Our customer approached us with a desire to UV cure hard optical coatings on vertically-oriented polycarbonate sheets suspended from an overhead conveyor. We partnered and consulted with them throughout the development of their existing flow-coat pilot line. After the pilot line proved feasibility, our customer approached us to provide an industrialized solution for their new full-production line. We designed, built, and delivered a robust, well-engineered, and easily maintained UV system featuring pair of vertical UV curing towers.

Photo Album

The Two Towers
Front View With Window Removal Plates
Removing Irradiator Screen
UV Curing Tower using Heraeus LH10 Microwave Powered Lamps

Design Story


Through working with our customer throughout the development of their pilot line, we were able to determine a list of their requirements:

  • They needed to be able to cure coatings applied to both sides of vertically-oriented polycarbonate sheets up to 60” tall and varying thicknesses.
  • The sheets couldn’t blow around in the narrow cure tunnel, so we needed to have a quartz window to redirect the irradiator cooling air.
  • Minimize downtime for routine maintenance, as the UV curing system is critical to their production cycle.
  • They needed to cure as close as possible to the top of the sheet as possible to reduce scrap (the uncured portion at the top is cut off as scrap in a later process).
  • Maximize throughput without sacrificing part quality (specifically too much heat causes bowing).


We helped our customer to choose between an arc lamp or microwave-powered lamp, as well as helping with the specific bulb/reflector combination. After this, we continued to consult with the customer during the development of their pilot line, which was very helpful when they approached us to provide the production system.


We completed a thorough detail design of the system which employed two opposing towers, each supporting up to 8 vertically oriented Heraeus 10” microwave LH10 lamps.

We employed a quartz window design and associated air handling system to keep the polycarbonate sheets protected from the turbulent airflow required to cool the lamps. 84” of quartz glass are secured in an aluminum frame to create a quartz window panel that mounts flush and is easily removed for cleaning and service.

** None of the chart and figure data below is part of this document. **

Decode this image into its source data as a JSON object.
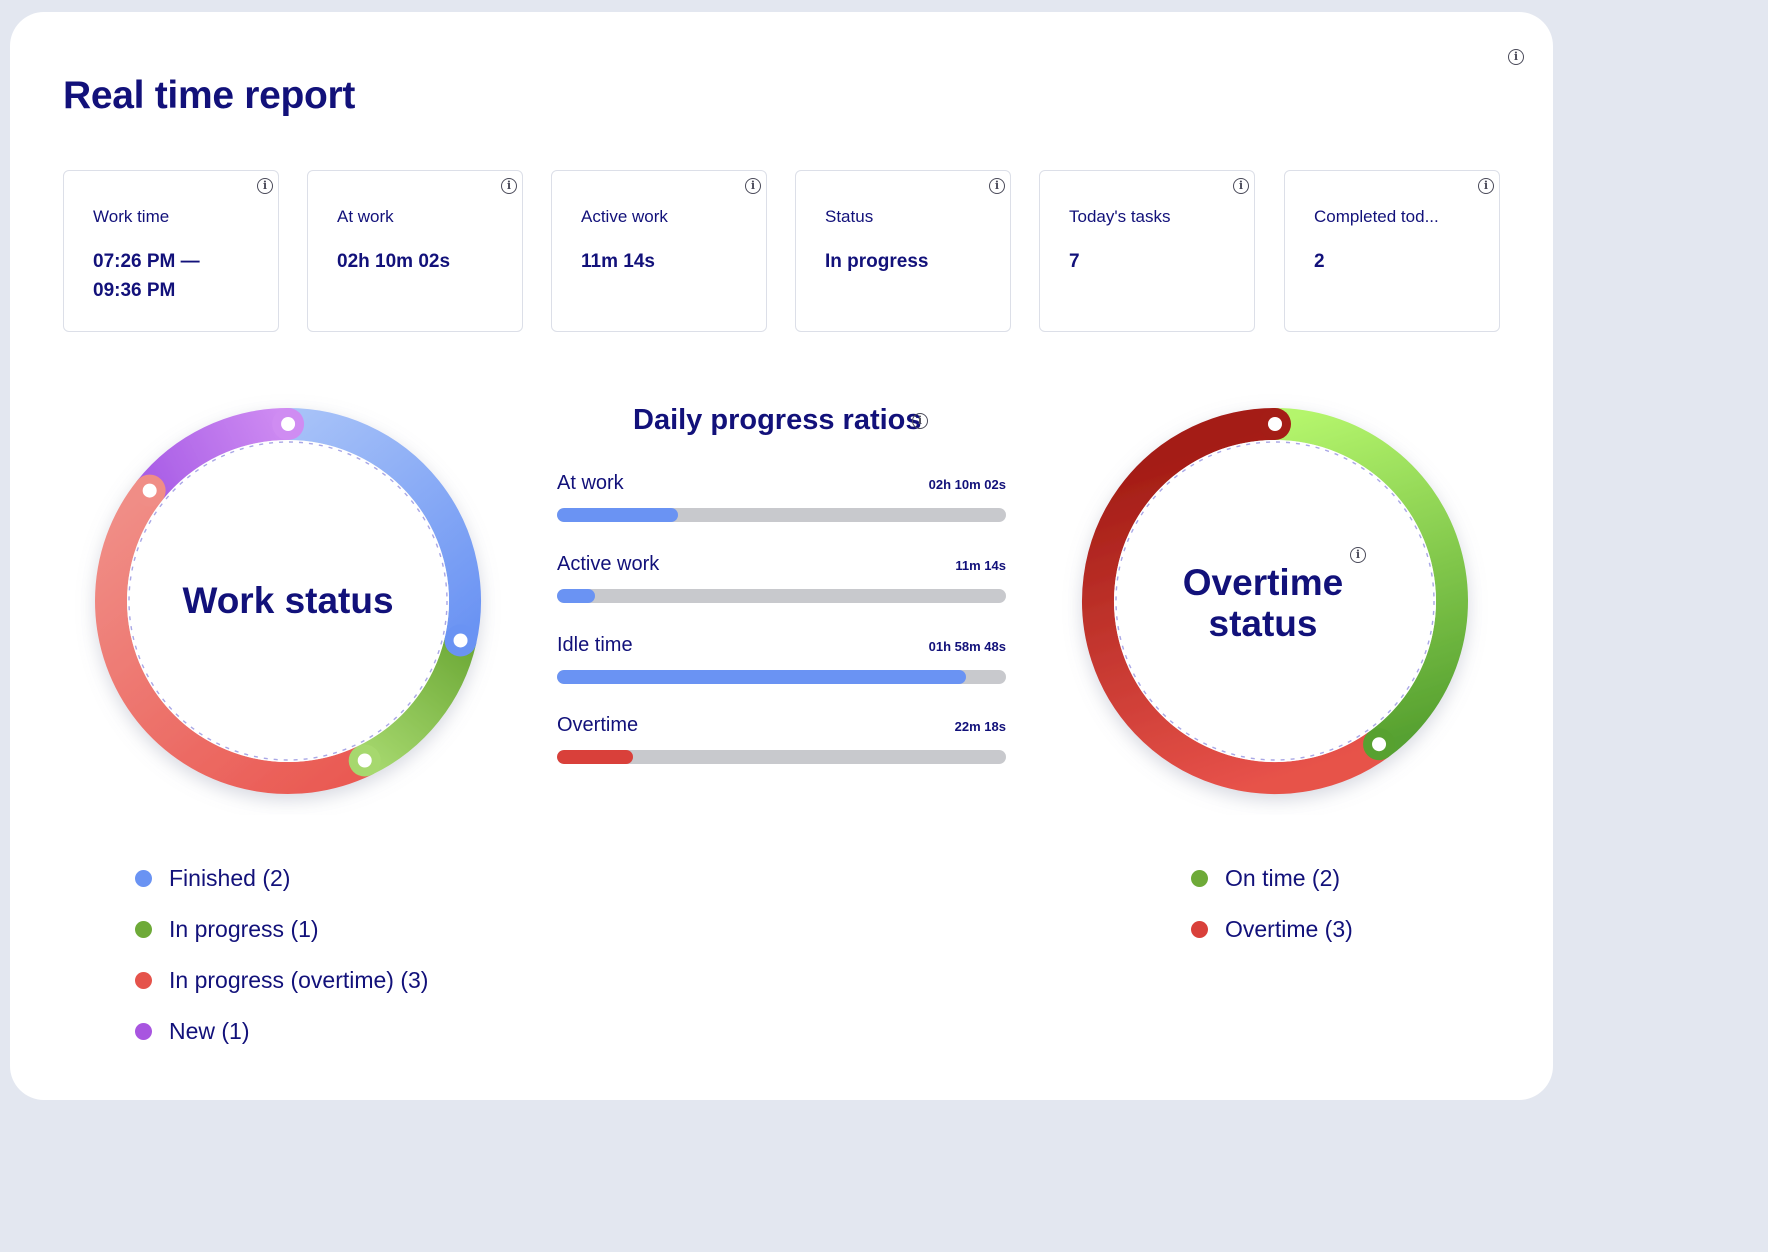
{
  "page": {
    "title": "Real time report",
    "info_icon": "info-icon"
  },
  "cards": [
    {
      "label": "Work time",
      "value_line1": "07:26 PM —",
      "value_line2": "09:36 PM"
    },
    {
      "label": "At work",
      "value_line1": "02h 10m 02s",
      "value_line2": ""
    },
    {
      "label": "Active work",
      "value_line1": "11m 14s",
      "value_line2": ""
    },
    {
      "label": "Status",
      "value_line1": "In progress",
      "value_line2": ""
    },
    {
      "label": "Today's tasks",
      "value_line1": "7",
      "value_line2": ""
    },
    {
      "label": "Completed tod...",
      "value_line1": "2",
      "value_line2": ""
    }
  ],
  "work_status": {
    "title": "Work status",
    "segments": [
      {
        "name": "New",
        "count": 1,
        "colors": [
          "#a85de6",
          "#cf8cf2"
        ]
      },
      {
        "name": "Finished",
        "count": 2,
        "colors": [
          "#a7c2f8",
          "#6a93f3"
        ]
      },
      {
        "name": "In progress",
        "count": 1,
        "colors": [
          "#6eaa38",
          "#a6d86e"
        ]
      },
      {
        "name": "In progress (overtime)",
        "count": 3,
        "colors": [
          "#ea5a53",
          "#f08d86"
        ]
      }
    ],
    "legend": [
      {
        "label": "Finished (2)",
        "color": "#6a93f3"
      },
      {
        "label": "In progress (1)",
        "color": "#6eaa38"
      },
      {
        "label": "In progress (overtime) (3)",
        "color": "#e5534b"
      },
      {
        "label": "New (1)",
        "color": "#a855e0"
      }
    ]
  },
  "daily_progress": {
    "title": "Daily progress ratios",
    "bars": [
      {
        "label": "At work",
        "value": "02h 10m 02s",
        "fraction": 0.27,
        "color": "#6a93f3"
      },
      {
        "label": "Active work",
        "value": "11m 14s",
        "fraction": 0.085,
        "color": "#6a93f3"
      },
      {
        "label": "Idle time",
        "value": "01h 58m 48s",
        "fraction": 0.91,
        "color": "#6a93f3"
      },
      {
        "label": "Overtime",
        "value": "22m 18s",
        "fraction": 0.17,
        "color": "#d9403a"
      }
    ]
  },
  "overtime_status": {
    "title_line1": "Overtime",
    "title_line2": "status",
    "segments": [
      {
        "name": "On time",
        "count": 2,
        "colors": [
          "#b4f56c",
          "#57a130"
        ]
      },
      {
        "name": "Overtime",
        "count": 3,
        "colors": [
          "#e7524a",
          "#a41d16"
        ]
      }
    ],
    "legend": [
      {
        "label": "On time (2)",
        "color": "#6eaa38"
      },
      {
        "label": "Overtime (3)",
        "color": "#d9403a"
      }
    ]
  }
}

In addition to this, we considered our design pillars:

Smooth Transition

The design was modeled after the customer’s pilot line to capitalize on the process validation already performed by the customer. Enhancements to the design were made while still maintaining the core physical architecture in order to ensure seamless process integration at on the new production line.

Low Maintenance

The towers are mounted on floor tracks to allow for easy removal of the tower from the tunnel in order to gain access to the lamps for regular maintenance. Access to the front face of the lamps for regular service is quick and easy, requiring only general-purpose hand tools.

To keep production downtime to a minimum in situations where more intensive irradiator service is necessary, lamp removal is made simple with quick release hoses and custom irradiator mounting brackets and aligning pins.

Process Intelligence

The Heraeus Light Hammer 10 Mark II systems selected for this project are compatible with Heraeus’ Advanced Integrated Monitoring System (AIMS) hardware and software. This allows the customer to leverage sensor data and analytics for predictive maintenance, reduce operating costs and downtime, and extend the life of key components, should they choose to in the future.

The control system provides simple remote control of each UV tower in either dual (simultaneous) or discrete control modes, integrates tower positioning interlocks, and offers an external line controller override.

Design Flexibility

We created the system with provisions for installing additional lamps below the current array in order to accommodate 80” tall sheets in the future. Additionally, to maintain the exact distance needed for a focused exposure at different sheet thicknesses, we created a fine-tunable positioning mechanism to precisely set the tower positions.


We quickly delivered a complete, turn-key solution for our customer with system integration, assembly, test, and check-out performed in our System Integration Lab (SIL) ahead of shipment to the customer’s new facility. In-house testing included functional checks on the power distribution systems, interlocks, and irradiation systems as well as the high volume air handling package, which moves nearly 4,000cfm to keep the lamps cool despite the restrictions imposed by the quartz window.


Like we do with all our systems, we provided a complete installation, operation, and maintenance manual package. These manuals, drawings, and schematics were generated specifically for this custom application in order to equip the customer with the knowledge and information they need to successfully implement their new UV system. We also offered on-site installation support and training to get the customer up to speed quickly with reduced risk.